This angle is used when shooting flat plates or food in a container that has no particularities that might be hidden. This angle allows you to capture the beautiful patterns and shapes of the dish. Examples of such dishes are:

 Beverages in opaque glasses




 Open sandwiches

 Healthy snacks

A 45-degree angle

This angle works well when you want to shoot food that is in a few layers. For example, a dessert prepared in a transparent jar with mascarpone in the bottom, then biscotti, followed by strawberries and mascarpone once again.. this angle allows you to convey a sense of height. Examples of dishes that can be shot under this angle are:


 Shakes and cocktails

 Coffees or lattes, which are layered

 A bowl of fruits or vegetables

A 25-degree shooting angle

Many foods do not look good when captured from the front. For such cases, the ideal angle is 25 degrees. It will allow you to see the food at the front, capture its height, but also to gain a sense of the surroundings. Think of this angle as if you were sitting on a table. Examples of good shots under this angle are:

When your hands hold a dish or a bowl so you can peek into it.

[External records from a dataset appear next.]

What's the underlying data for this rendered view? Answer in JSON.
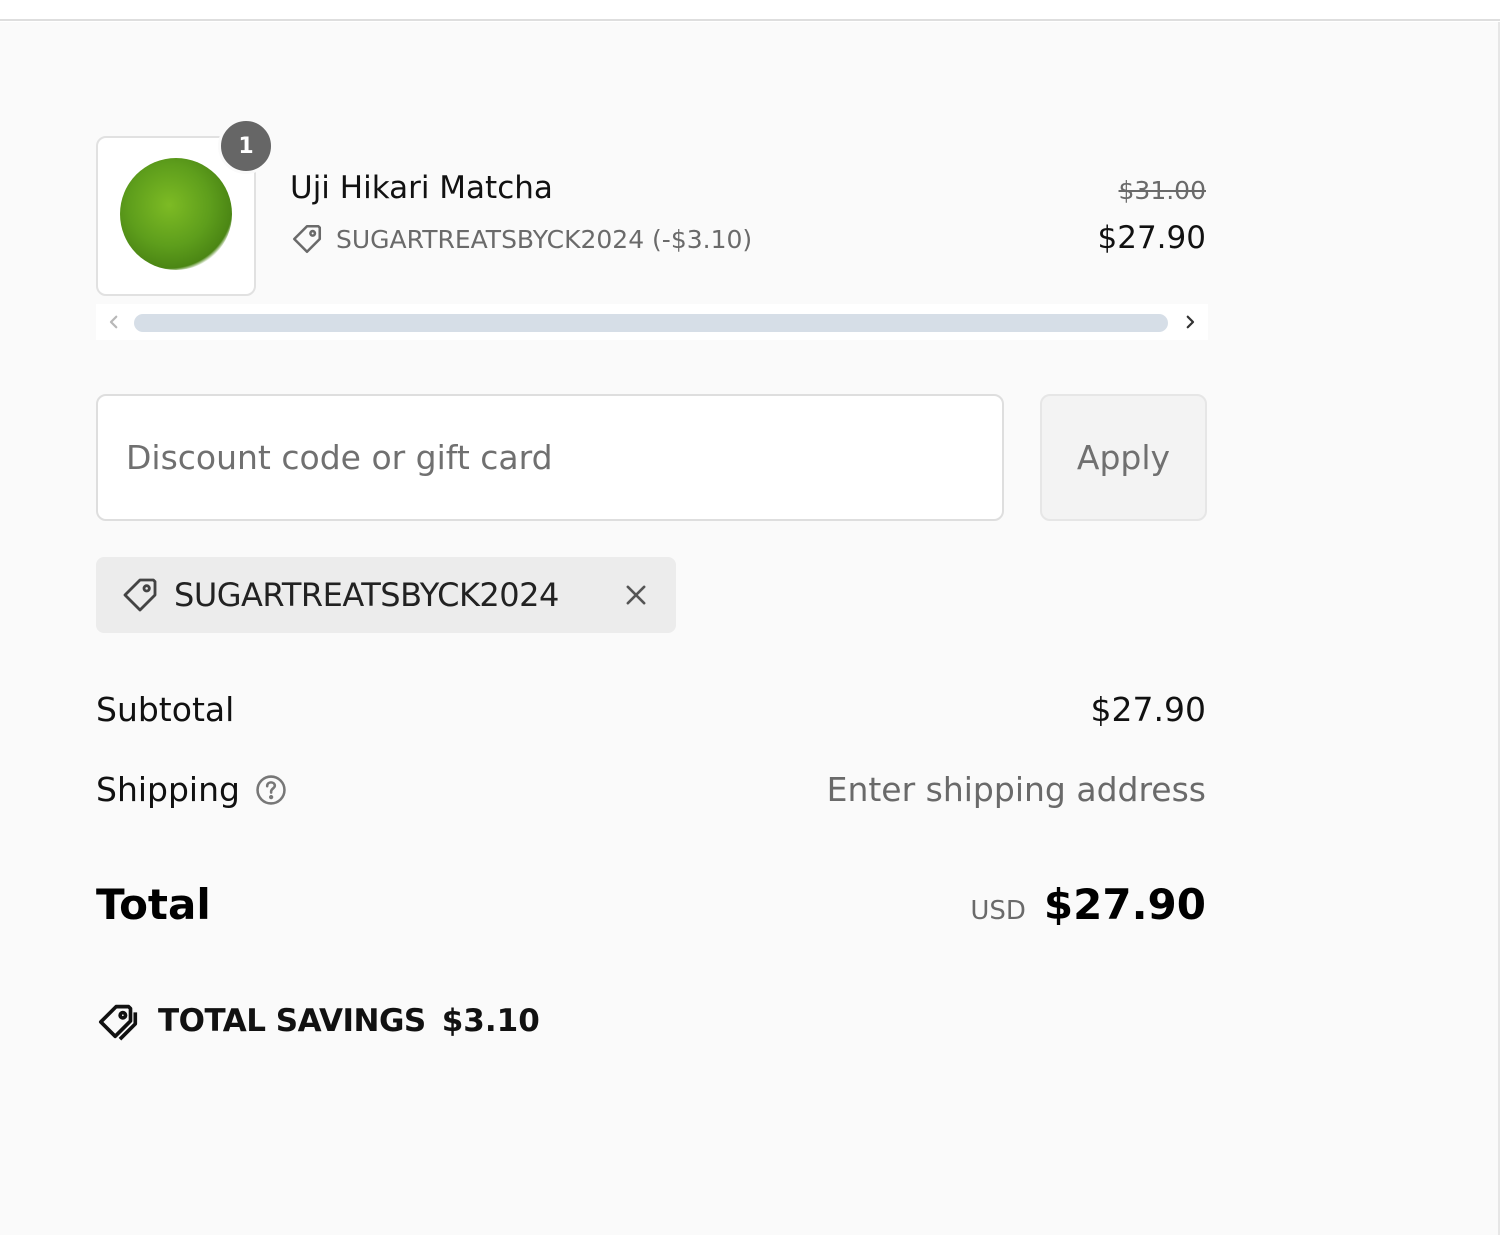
{
  "cart": {
    "item": {
      "name": "Uji Hikari Matcha",
      "quantity": "1",
      "discount_code_line": "SUGARTREATSBYCK2024 (-$3.10)",
      "original_price": "$31.00",
      "price": "$27.90",
      "image_icon": "matcha-powder-image"
    }
  },
  "discount": {
    "placeholder": "Discount code or gift card",
    "value": "",
    "apply_label": "Apply",
    "applied_code": "SUGARTREATSBYCK2024"
  },
  "summary": {
    "subtotal_label": "Subtotal",
    "subtotal_value": "$27.90",
    "shipping_label": "Shipping",
    "shipping_value": "Enter shipping address",
    "total_label": "Total",
    "currency": "USD",
    "total_value": "$27.90",
    "savings_label": "TOTAL SAVINGS",
    "savings_value": "$3.10"
  },
  "colors": {
    "panel_background": "#fafafa",
    "badge": "#666666",
    "muted_text": "#6a6a6a",
    "scrollbar_track": "#d6dee7"
  }
}
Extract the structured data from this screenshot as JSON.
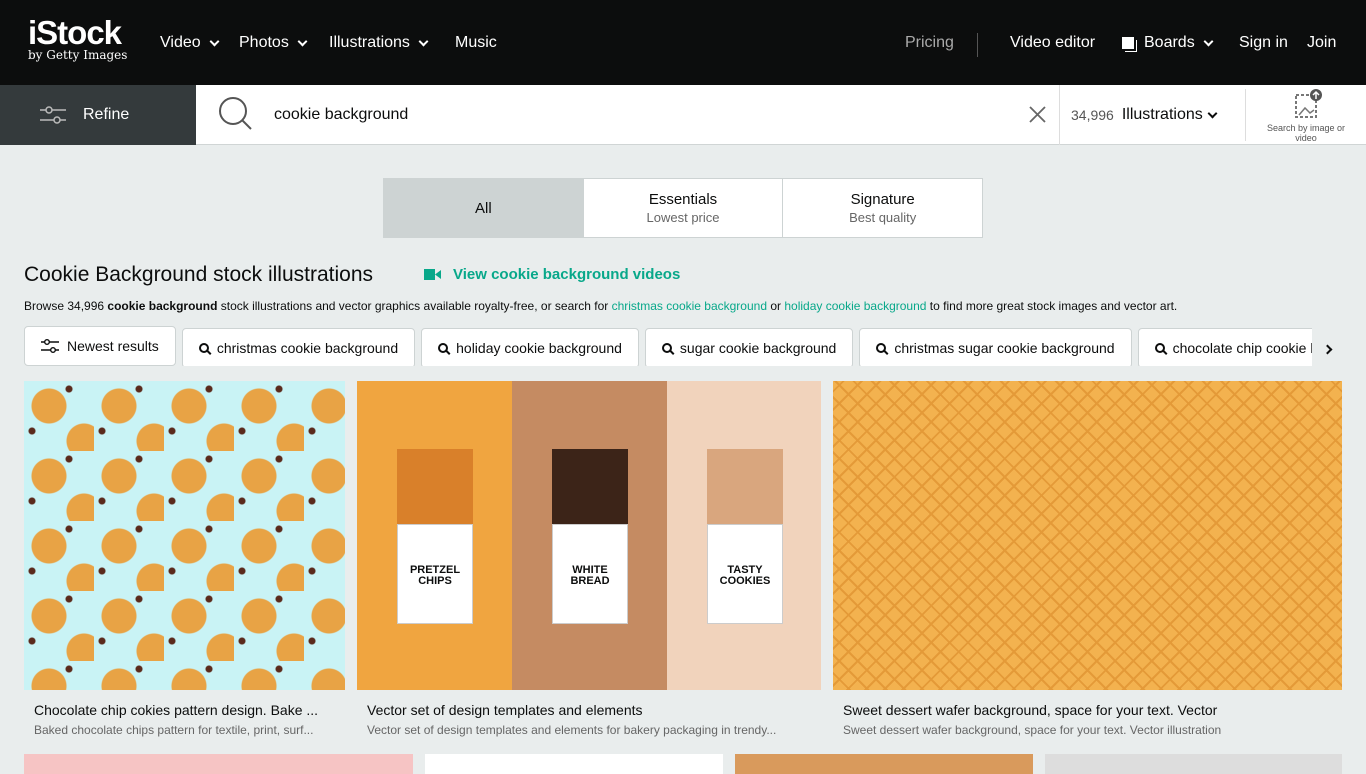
{
  "header": {
    "logo": "iStock",
    "logo_sub": "by Getty Images",
    "nav": [
      "Video",
      "Photos",
      "Illustrations",
      "Music"
    ],
    "pricing": "Pricing",
    "video_editor": "Video editor",
    "boards": "Boards",
    "sign_in": "Sign in",
    "join": "Join"
  },
  "search": {
    "refine": "Refine",
    "query": "cookie background",
    "count": "34,996",
    "type": "Illustrations",
    "by_image": "Search by image or video"
  },
  "tabs": [
    {
      "label": "All"
    },
    {
      "label": "Essentials",
      "sub": "Lowest price"
    },
    {
      "label": "Signature",
      "sub": "Best quality"
    }
  ],
  "title": "Cookie Background stock illustrations",
  "video_link": "View cookie background videos",
  "browse": {
    "pre": "Browse 34,996 ",
    "bold": "cookie background",
    "mid": " stock illustrations and vector graphics available royalty-free, or search for ",
    "link1": "christmas cookie background",
    "or": " or ",
    "link2": "holiday cookie background",
    "post": " to find more great stock images and vector art."
  },
  "chips": [
    "Newest results",
    "christmas cookie background",
    "holiday cookie background",
    "sugar cookie background",
    "christmas sugar cookie background",
    "chocolate chip cookie background"
  ],
  "results": [
    {
      "title": "Chocolate chip cokies pattern design. Bake ...",
      "desc": "Baked chocolate chips pattern for textile, print, surf..."
    },
    {
      "title": "Vector set of design templates and elements",
      "desc": "Vector set of design templates and elements for bakery packaging in trendy...",
      "labels": [
        "PRETZEL CHIPS",
        "WHITE BREAD",
        "TASTY COOKIES"
      ]
    },
    {
      "title": "Sweet dessert wafer background, space for your text. Vector",
      "desc": "Sweet dessert wafer background, space for your text. Vector illustration"
    }
  ],
  "colors": {
    "accent": "#08a88a",
    "header": "#0c0d0d"
  }
}
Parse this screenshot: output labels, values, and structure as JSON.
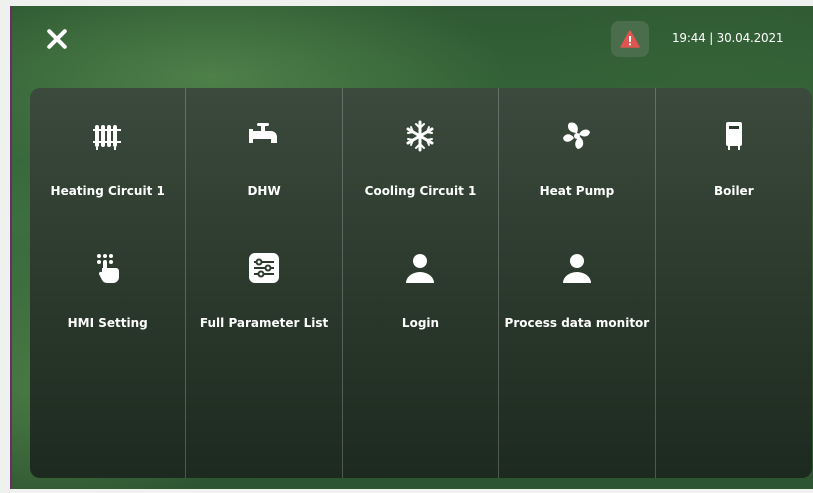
{
  "header": {
    "datetime": "19:44 | 30.04.2021",
    "icons": {
      "close": "close-icon",
      "alarm": "warning-icon"
    },
    "alarm_color": "#e0554f"
  },
  "menu": {
    "items": [
      {
        "label": "Heating Circuit 1",
        "icon": "radiator-icon"
      },
      {
        "label": "DHW",
        "icon": "faucet-icon"
      },
      {
        "label": "Cooling Circuit 1",
        "icon": "snowflake-icon"
      },
      {
        "label": "Heat Pump",
        "icon": "fan-icon"
      },
      {
        "label": "Boiler",
        "icon": "boiler-icon"
      },
      {
        "label": "HMI Setting",
        "icon": "touch-icon"
      },
      {
        "label": "Full Parameter List",
        "icon": "sliders-icon"
      },
      {
        "label": "Login",
        "icon": "user-icon"
      },
      {
        "label": "Process data monitor",
        "icon": "user-icon"
      }
    ]
  }
}
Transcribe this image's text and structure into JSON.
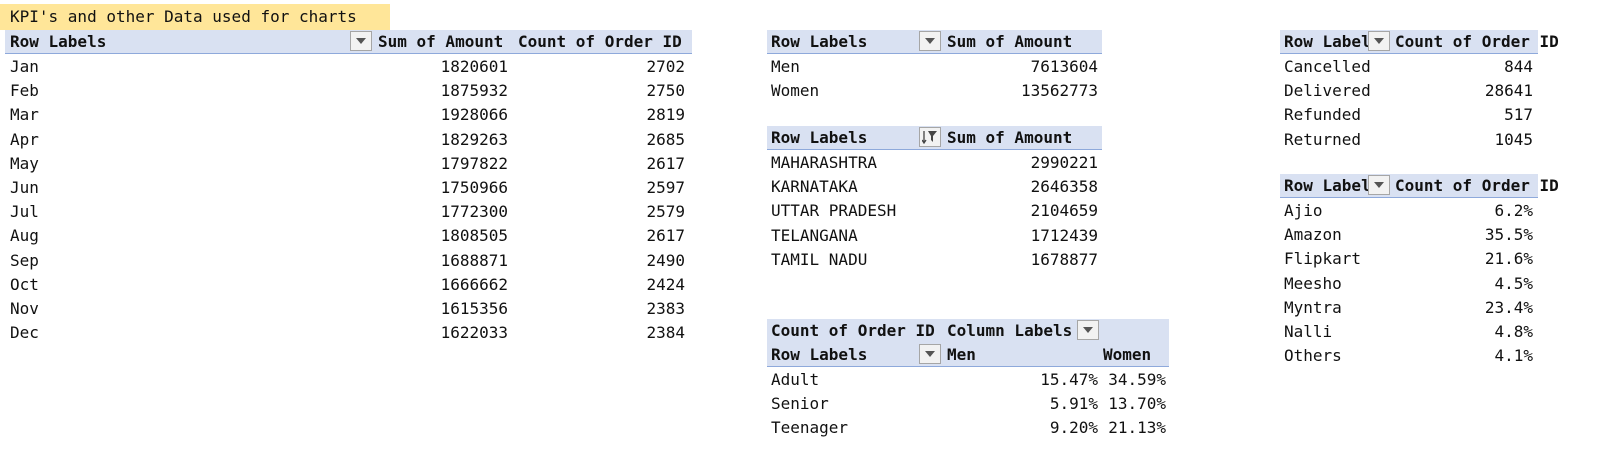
{
  "title": "KPI's and other Data used for charts",
  "monthly": {
    "headers": [
      "Row Labels",
      "Sum of Amount",
      "Count of Order ID"
    ],
    "rows": [
      [
        "Jan",
        "1820601",
        "2702"
      ],
      [
        "Feb",
        "1875932",
        "2750"
      ],
      [
        "Mar",
        "1928066",
        "2819"
      ],
      [
        "Apr",
        "1829263",
        "2685"
      ],
      [
        "May",
        "1797822",
        "2617"
      ],
      [
        "Jun",
        "1750966",
        "2597"
      ],
      [
        "Jul",
        "1772300",
        "2579"
      ],
      [
        "Aug",
        "1808505",
        "2617"
      ],
      [
        "Sep",
        "1688871",
        "2490"
      ],
      [
        "Oct",
        "1666662",
        "2424"
      ],
      [
        "Nov",
        "1615356",
        "2383"
      ],
      [
        "Dec",
        "1622033",
        "2384"
      ]
    ]
  },
  "gender": {
    "headers": [
      "Row Labels",
      "Sum of Amount"
    ],
    "rows": [
      [
        "Men",
        "7613604"
      ],
      [
        "Women",
        "13562773"
      ]
    ]
  },
  "states": {
    "headers": [
      "Row Labels",
      "Sum of Amount"
    ],
    "rows": [
      [
        "MAHARASHTRA",
        "2990221"
      ],
      [
        "KARNATAKA",
        "2646358"
      ],
      [
        "UTTAR PRADESH",
        "2104659"
      ],
      [
        "TELANGANA",
        "1712439"
      ],
      [
        "TAMIL NADU",
        "1678877"
      ]
    ]
  },
  "age": {
    "header1": [
      "Count of Order ID",
      "Column Labels"
    ],
    "header2": [
      "Row Labels",
      "Men",
      "Women"
    ],
    "rows": [
      [
        "Adult",
        "15.47%",
        "34.59%"
      ],
      [
        "Senior",
        "5.91%",
        "13.70%"
      ],
      [
        "Teenager",
        "9.20%",
        "21.13%"
      ]
    ]
  },
  "status": {
    "headers": [
      "Row Label",
      "Count of Order ID"
    ],
    "rows": [
      [
        "Cancelled",
        "844"
      ],
      [
        "Delivered",
        "28641"
      ],
      [
        "Refunded",
        "517"
      ],
      [
        "Returned",
        "1045"
      ]
    ]
  },
  "channel": {
    "headers": [
      "Row Label",
      "Count of Order ID"
    ],
    "rows": [
      [
        "Ajio",
        "6.2%"
      ],
      [
        "Amazon",
        "35.5%"
      ],
      [
        "Flipkart",
        "21.6%"
      ],
      [
        "Meesho",
        "4.5%"
      ],
      [
        "Myntra",
        "23.4%"
      ],
      [
        "Nalli",
        "4.8%"
      ],
      [
        "Others",
        "4.1%"
      ]
    ]
  }
}
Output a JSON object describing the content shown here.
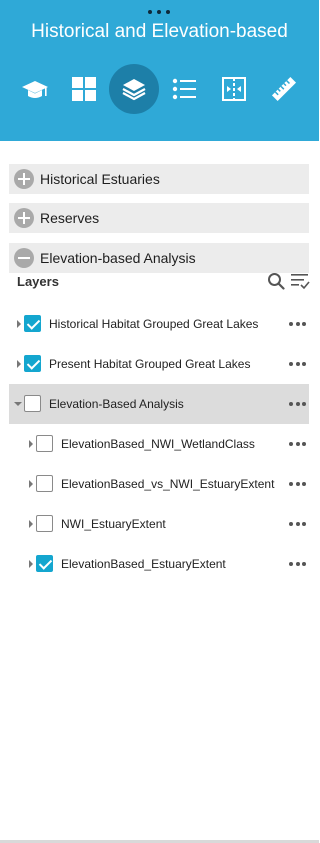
{
  "header": {
    "title": "Historical and Elevation-based",
    "background": "#2fa9d7",
    "active_tool_bg": "#1d7fa8",
    "tools": [
      {
        "icon": "graduation-cap-icon",
        "active": false
      },
      {
        "icon": "grid-icon",
        "active": false
      },
      {
        "icon": "layers-icon",
        "active": true
      },
      {
        "icon": "legend-list-icon",
        "active": false
      },
      {
        "icon": "swipe-icon",
        "active": false
      },
      {
        "icon": "ruler-icon",
        "active": false
      }
    ]
  },
  "sections": [
    {
      "label": "Historical Estuaries",
      "expanded": false
    },
    {
      "label": "Reserves",
      "expanded": false
    },
    {
      "label": "Elevation-based Analysis",
      "expanded": true
    }
  ],
  "layers": {
    "title": "Layers",
    "items": [
      {
        "name": "Historical Habitat Grouped Great Lakes",
        "checked": true,
        "expanded": false,
        "level": 0
      },
      {
        "name": "Present Habitat Grouped Great Lakes",
        "checked": true,
        "expanded": false,
        "level": 0
      },
      {
        "name": "Elevation-Based Analysis",
        "checked": false,
        "expanded": true,
        "level": 0,
        "highlighted": true
      },
      {
        "name": "ElevationBased_NWI_WetlandClass",
        "checked": false,
        "expanded": false,
        "level": 1
      },
      {
        "name": "ElevationBased_vs_NWI_EstuaryExtent",
        "checked": false,
        "expanded": false,
        "level": 1
      },
      {
        "name": "NWI_EstuaryExtent",
        "checked": false,
        "expanded": false,
        "level": 1
      },
      {
        "name": "ElevationBased_EstuaryExtent",
        "checked": true,
        "expanded": false,
        "level": 1
      }
    ]
  },
  "colors": {
    "checkbox_checked": "#14a6cf",
    "section_bg": "#ececec",
    "row_highlight": "#dcdcdc"
  }
}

Dishes in shallow bowls (macro photos)

Frames in which, besides the meal, the table and the chair are also present

A 75-degree shooting angle

This angle is similar to the previous one. It works well, both for flat plates and when you want to have a little more depth in the photo.

Here’s a little challenge for you:

Shoot a dish from all angles described above.

Make yourselves a simple background for a photo, such as a white cardboard for example.

Compare the photos and pick the right angle. I recommend choosing something sweet for you to take a photo of, so you can eat it as a reward of finding the right angle.